IMCCD 高山さんからの手紙 #002

カンボジアとの出会い

2002年、JMASの活動に参加

 この手紙が皆様のところに届くころは、日本は、紅葉の秋真っ盛りの頃でしょうか。日本には、神様が下さった四季という素晴らしい、自然の絵画がありますね。春欄万桜が咲き乱れる時期、青葉が目にしみる新緑の時期、紅葉の時期、雪景色の時期などなど、これらの風景を見るとき、日本に生れてよかったなあと誰もが思われるでしょう。

 ここ、カンボジアは、残念ながら、日本のような風景はありません。1年中、暑い国なので、紅葉も、雪景色も、鮮やかな新緑もありません。しかし、南国特有ののんびりとした風景があります。私が一番好きなカンボジアの風景は、田園の中に広がるサトウヤシの群生の風景です。

 そんな風景のカンボジアに来て、もう8年近くになります。1992年―93年にカンボジアPKOに来て、カンボジアと出会ってそれ以降の私の夢は、カンボジアで活動することでした。2002年5月に36年間勤めた陸上自衛隊を定年退官した時期に、現在所属している認定NPO法人日本地雷処理を支援する会(ジェーマス)が、活動の準備をしていましたので、縁あって、その活動に参加することになったのです。そして、退官後4日目には、カンボジアに来ていました。

困難だった、地雷除去活動の活動立ち上げ

 こうして、最初の夢は、願ってもない形で実現しました。しかしながら、現地での活動の立上は、様々な困難な状況に阻まれ、思うようには、進みませんでした。言葉も、考え方も、文化も、習慣も違うわけですから、それは当り前と言えば、当たり前のことです。カンボジアに来て、2週間くらいした時に、突然、言いようのない精神不安定な状態になりました。

 恥も外聞もなく、日本に帰ろうとしましたが、現地での立ち上げを放ってしまうことは、どうしてもできなかったのです。その後も、精神状態と闘いながら、騙しだまし活動を続け、不発弾処理の活動は、外務省からの予算が出るなどして、現地で活動する日本人も増えて、活動は軌道に乗りました。しかし、JMASの夢でもあり、私の夢の続きでもある地雷処理活動が立上がらないという苛立ちや、私の精神障害などから、遂に、2004年9月に日本に帰国しました。

夢を諦めず、不可能と思われたことが実現

 夢を諦めて帰国したのではありません。
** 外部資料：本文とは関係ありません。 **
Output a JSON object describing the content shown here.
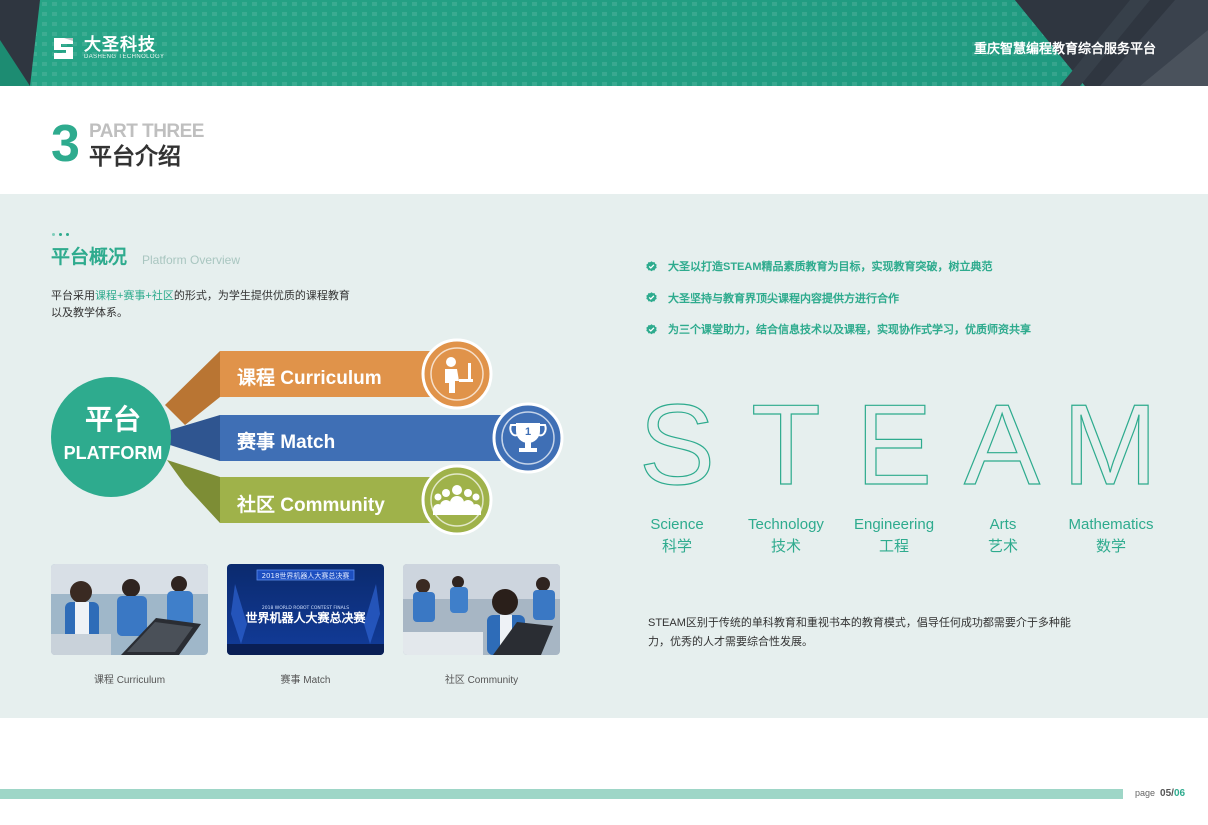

夢を実現することを模索するために帰国したのです。帰国してからは、身も心もボロボロになった状態でしたので、病院のはしごをしながら、徐々に体調を整えていきました。私の家内などは、もう私をカンボジアに行かせまいと、地元で就職するように薦めました。それでも私は、病院通いをしながら、講演活動や写真パネル展などをして、JMASの活動を支援して下さる方々の協力を得てカンボジアの現状を訴え続けました。
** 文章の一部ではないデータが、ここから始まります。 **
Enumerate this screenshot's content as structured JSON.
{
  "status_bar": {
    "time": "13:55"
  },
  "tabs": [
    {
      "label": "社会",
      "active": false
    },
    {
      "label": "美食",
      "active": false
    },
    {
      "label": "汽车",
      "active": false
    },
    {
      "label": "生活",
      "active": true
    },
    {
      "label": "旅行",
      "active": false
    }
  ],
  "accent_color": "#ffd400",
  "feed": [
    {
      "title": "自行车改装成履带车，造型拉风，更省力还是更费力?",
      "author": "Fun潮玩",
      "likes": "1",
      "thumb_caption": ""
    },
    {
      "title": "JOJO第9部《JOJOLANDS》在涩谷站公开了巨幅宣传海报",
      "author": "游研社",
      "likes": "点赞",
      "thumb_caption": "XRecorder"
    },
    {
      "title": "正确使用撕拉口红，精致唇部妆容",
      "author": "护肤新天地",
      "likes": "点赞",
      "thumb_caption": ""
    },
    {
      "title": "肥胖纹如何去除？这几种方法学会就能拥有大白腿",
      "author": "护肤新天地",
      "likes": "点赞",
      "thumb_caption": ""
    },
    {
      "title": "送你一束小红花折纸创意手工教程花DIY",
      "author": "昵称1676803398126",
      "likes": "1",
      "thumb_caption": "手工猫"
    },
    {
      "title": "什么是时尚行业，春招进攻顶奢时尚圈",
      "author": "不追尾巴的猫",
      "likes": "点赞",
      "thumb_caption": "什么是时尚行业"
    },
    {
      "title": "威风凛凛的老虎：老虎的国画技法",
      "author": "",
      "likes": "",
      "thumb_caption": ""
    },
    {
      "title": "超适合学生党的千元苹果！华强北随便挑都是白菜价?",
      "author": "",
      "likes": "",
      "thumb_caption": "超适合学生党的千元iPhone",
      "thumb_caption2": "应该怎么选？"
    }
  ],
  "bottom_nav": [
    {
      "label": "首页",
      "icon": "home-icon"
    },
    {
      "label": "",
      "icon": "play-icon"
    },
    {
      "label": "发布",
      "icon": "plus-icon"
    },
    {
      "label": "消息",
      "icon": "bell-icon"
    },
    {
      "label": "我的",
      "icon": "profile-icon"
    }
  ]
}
 その結果2005年12月に一筋の光明が見えてきたのです。翌2006年5月には、地雷処理活動の予算が外務省から出るようになり、夢にまで見たカンボジアでの地雷処理活動が実現し、6月に再びカンボジアに来ることが出来たのです。その頃になると、不思議にもあれほど苦しんだ精神不安定は、全く無くなりました。正直、一端はもうダメかなと思う時期もありましたが、夢の続きを諦めることができなかったので、不可能と思われたことが実現したものと思います。ここに至るまでには、実に多くの皆様のご理解やご支援、励ましがありました。そして、何よりも、私をもう一度カンボジアに行かせてくれた家内に心から感謝をしております。

次の夢に向かって、歩み続ける

 あれから4年近くが経ちました。最初は、ただひたすら、住民とともに地雷処理の活動に没頭しておりましたが、村に住んでおりますと、様々なことが気にかかるようになりました。井戸が足りない、学校が足りない、道路がない、文房具が足りないなど。それらも、また現地から日本の皆様に訴えました。そんな訴えに多くの皆様が応えて下さいましたが、野田塾の皆様も、当初から井戸や学校の図書や、バレーボールやネット、最近では、ゴミゼロ運動の活動資金などご寄付下さり、村の自立に大いに弾みがついてきました。

 そして、また、次の夢に向かって、歩み続けています。次の夢というのは、「平和構築」というものです。大ぼらを吹いているのではありません。戦争のない社会が人類には必ず必要です。戦争さえなければ、人々は、最低限の幸せをつかむチャンスがあります。しかし、戦争や紛争があれば、そのチャンスすら消えてしまうのです。この夢は、とても私が生きている間には、実現しないでしょう。だったら、その「種まき」ができればいいと思っています。